How to debug cloud-init - cloud-init 25.1.2 documentation (original) (raw)

View this page

Toggle table of contents sidebar

There are several cloud-init failure modes that one may need to debug. Debugging is specific to the scenario, but the starting points are often similar:

• I cannot log in
• Cloud-init did not run
• Cloud-init did the unexpected
• Cloud-init never finished running

I can’t log in to my instance¶

One of the more challenging scenarios to debug is when you don’t have shell access to your instance. You have a few options:

1. Acquire log messages from the serial console and check for any errors.
2. To access instances without SSH available, create a user with password access (using the user-data) and log in via the cloud serial port console. This only works if cc_users_groups successfully ran.
3. Try running the same user-data locally, such as in one of thetutorials. Use LXD or QEMU locally to get a shell or logs then debug with these steps.
4. Try copying the image to your local system, mount the filesystem locally and inspect the image logs for clues.

Cloud-init did not run¶

1. Check the output of cloud-init status --long
   • what is the value of the 'extended_status' key?
   • what is the value of the 'boot_status_code' key?
     See our reported status explanation for more information on the status.
2. Check the contents of /run/cloud-init/ds-identify.log
   This log file is used when the platform that cloud-init is running onis detected. This stage enables or disables cloud-init.
3. Check the status of the services
   systemctl status cloud-init-local.service cloud-init-network.service\
   cloud-config.service cloud-final.service
   Cloud-init may have started to run, but not completed. This shows how many, and which, cloud-init stages completed.

Cloud-init ran, but didn’t do what I want it to¶

1. If you are using cloud-init’s user-datacloud config, make sure to validate your user-data cloud config
2. Check for errors in cloud-init status --long
   • what is the value of the 'errors' key?
   • what is the value of the 'recoverable_errors' key?
     See our guide on exported errors for more information on these exported errors.
3. For more context on errors, check the logs files:
   • /var/log/cloud-init.log
   • /var/log/cloud-init-output.log
     Identify errors in the logs and the lines preceding these errors.
     Ask yourself:
   • According to the log files, what went wrong?
   • How does the cloud-init error relate to the configuration provided to this instance?
   • What does the documentation say about the parts of the configuration that relate to this error?
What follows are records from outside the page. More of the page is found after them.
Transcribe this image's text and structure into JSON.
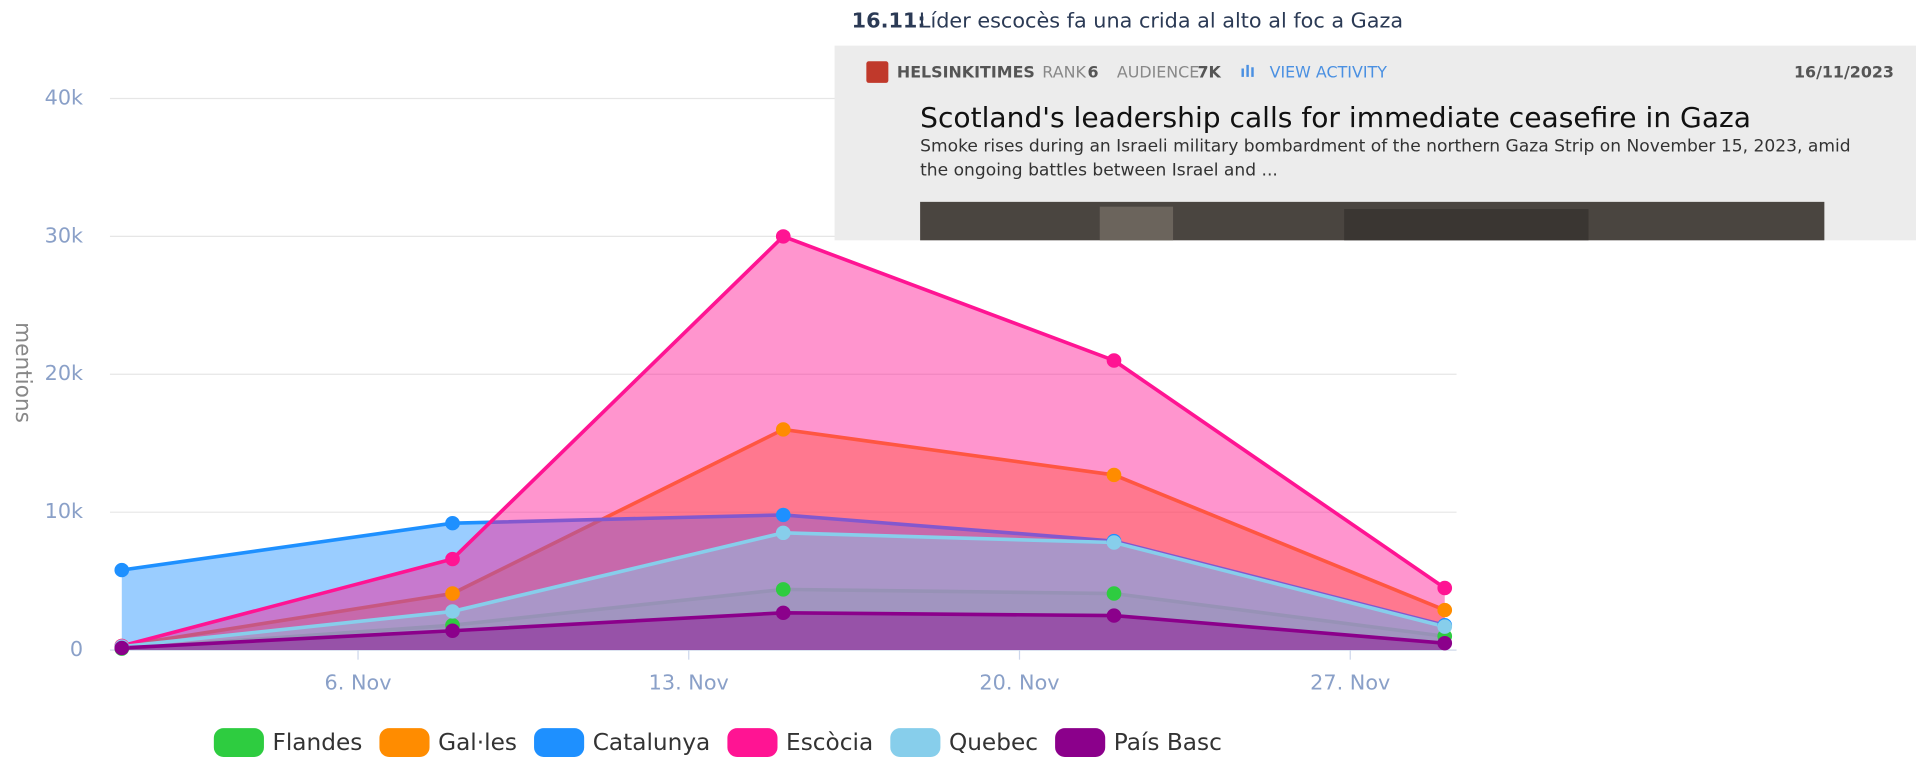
{
  "chart_data": {
    "type": "area",
    "y_label": "mentions",
    "x": [
      1,
      8,
      15,
      22,
      29
    ],
    "xlim": [
      0.75,
      29.25
    ],
    "xticks": [
      {
        "value": 6,
        "label": "6. Nov"
      },
      {
        "value": 13,
        "label": "13. Nov"
      },
      {
        "value": 20,
        "label": "20. Nov"
      },
      {
        "value": 27,
        "label": "27. Nov"
      }
    ],
    "ylim": [
      0,
      40000
    ],
    "yticks": [
      {
        "value": 0,
        "label": "0"
      },
      {
        "value": 10000,
        "label": "10k"
      },
      {
        "value": 20000,
        "label": "20k"
      },
      {
        "value": 30000,
        "label": "30k"
      },
      {
        "value": 40000,
        "label": "40k"
      }
    ],
    "grid": true,
    "legend": "bottom",
    "series": [
      {
        "name": "Flandes",
        "color": "#2ecc40",
        "values": [
          100,
          1800,
          4400,
          4100,
          1000
        ]
      },
      {
        "name": "Gal·les",
        "color": "#ff8c00",
        "values": [
          300,
          4100,
          16000,
          12700,
          2900
        ]
      },
      {
        "name": "Catalunya",
        "color": "#1e90ff",
        "values": [
          5800,
          9200,
          9800,
          7900,
          1800
        ]
      },
      {
        "name": "Escòcia",
        "color": "#ff1493",
        "values": [
          300,
          6600,
          30000,
          21000,
          4500
        ]
      },
      {
        "name": "Quebec",
        "color": "#87ceeb",
        "values": [
          250,
          2800,
          8500,
          7800,
          1700
        ]
      },
      {
        "name": "País Basc",
        "color": "#8b008b",
        "values": [
          150,
          1400,
          2700,
          2500,
          500
        ]
      }
    ]
  },
  "news_card": {
    "heading_date": "16.11:",
    "heading_text": "Líder escocès fa una crida al alto al foc a Gaza",
    "source": "HELSINKITIMES",
    "rank_label": "RANK",
    "rank": "6",
    "audience_label": "AUDIENCE",
    "audience": "7K",
    "activity_link": "VIEW ACTIVITY",
    "date": "16/11/2023",
    "title": "Scotland's leadership calls for immediate ceasefire in Gaza",
    "description_line1": "Smoke rises during an Israeli military bombardment of the northern Gaza Strip on November 15, 2023, amid",
    "description_line2": "the ongoing battles between Israel and ..."
  }
}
Did a configuration module fail?
   • What failure state is cloud-init in?

Cloud-init never finished running¶

There are many reasons why cloud-init may fail to complete. Some reasons are internal to cloud-init, but in other cases, cloud-init failure to complete may be a symptom of failure in other components of the system, or the result of a user configuration.

External reasons¶

• Other services failed or are stuck.
• Bugs in the kernel or drivers.
• Bugs in external userspace tools that are called by cloud-init.

Internal reasons¶

• A command in bootcmd or runcmd that never completes (e.g., runningcloud-init status --wait will deadlock).
• Configurations that disable timeouts or set extremely high timeout values.

To start debugging¶

1. Check dmesg for errors:
   dmesg -T | grep -i -e warning -e error -e fatal -e exception
2. Investigate other systemd services that failed
3. Check the output of cloud-init status --long
   • what is the value of the 'extended_status' key?
   • what is the value of the 'boot_status_code' key?
     See our guide on exported errors for more information on these exported errors.
4. Inspect running services boot stage:
   $ systemctl list-jobs --after
   JOB UNIT TYPE STATE
   150 cloud-final.service start waiting
   └─ waiting for job 147 (cloud-init.target/start) - -

155 blocking-daemon.service start running
└─ waiting for job 150 (cloud-final.service/start) - -
147 cloud-init.target start waiting
3 jobs listed.
In the above example we can see that cloud-final.service is waiting and is ordered before cloud-init.target, and thatblocking-daemon.service is currently running and is ordered before cloud-final.service. From this output, we deduce that cloud-init is not complete because the service named blocking-daemon.service hasn’t yet completed, and that we should investigate blocking-daemon.serviceto understand why it is still running. 5. Use the PID of the running service to find all running subprocesses. Any running process that was spawned by cloud-init may be blocking cloud-init from continuing.
Ask yourself:

• Which process is still running?
• Why is this process still running?
• How does this process relate to the configuration that I provided?

1. For more context on errors, check the logs files:
   • /var/log/cloud-init.log
   • /var/log/cloud-init-output.log
     Identify errors in the logs and the lines preceding these errors.
     Ask yourself:
   • According to the log files, what went wrong?
   • How does the cloud-init error relate to the configuration provided to this instance?
   • What does the documentation say about the parts of the configuration that relate to this error?